Most North Carolina residents have lines of credit that they use to cover their daily expenses or any emergencies that may arise. Some people permit others to use their credit on occasion, and that is perfectly legal. Using someone else’s credit or debit card or number without their permission — known as credit card fraud — is a crime, however, with serious consequences if one is convicted.
What actions are considered credit card fraud?
As noted, using another person’s card or number without their permission is fraud. Other actions that are also considered credit card fraud include claiming the card as one’s own, knowingly exceeding the balance when using, obtaining a card or account through forgery, taking control of another person’s account, making a false statement when applying for credit and falsely reporting a stolen credit card — among various other things. To be convicted on a credit card fraud charge, prosecuting attorneys must show the accused had the intent to defraud.

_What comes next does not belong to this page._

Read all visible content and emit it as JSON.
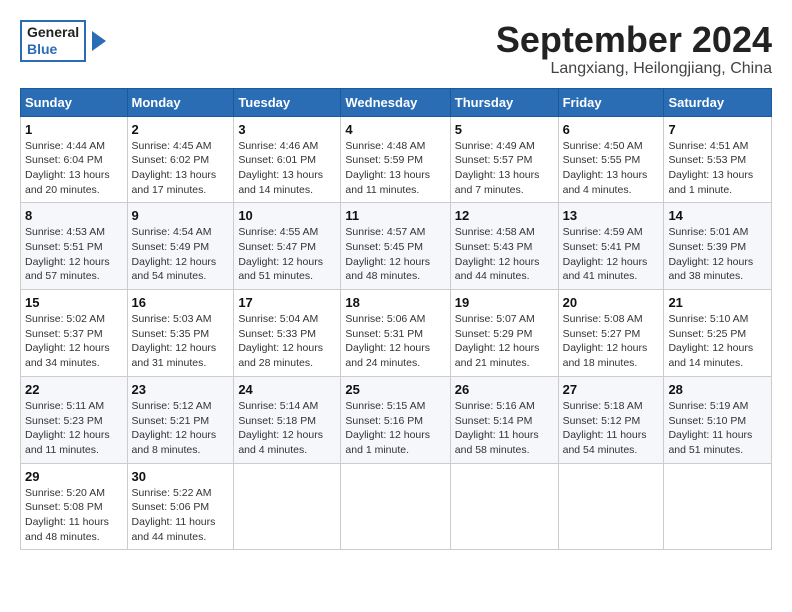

A credit card fraud charge may be either a misdemeanor or a felony. It is a misdemeanor if the value stolen was $500 or less. In any sum above that, it is a felony. The class of the charge depends on whether one has a prior record. Consequences include fines, jail time or imprisonment.

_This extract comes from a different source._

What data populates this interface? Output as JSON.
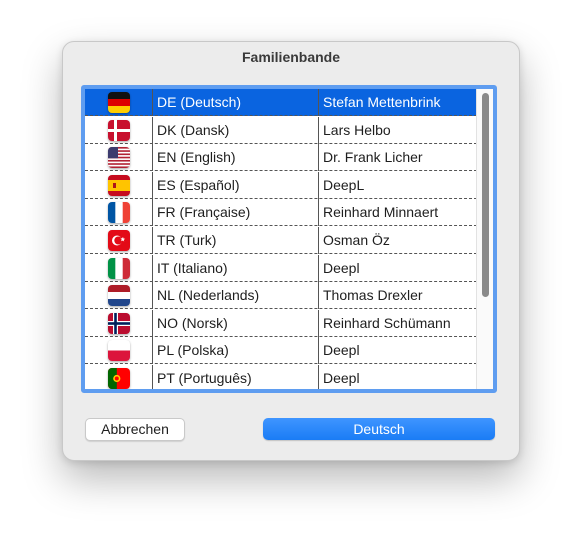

Defending oneself against credit card fraud charges may seem an impossible task. However, the burden of proof does lie on the prosecuting attorney’s shoulders. With the assistance of legal counsel, it may be possible to poke holes in their case, which can result in a case dismissal or, at least, a reduction in charges. If fighting the charge doesn’t make sense or fails to work in one’s favor, legal counsel can still help one achieve the best possible outcome.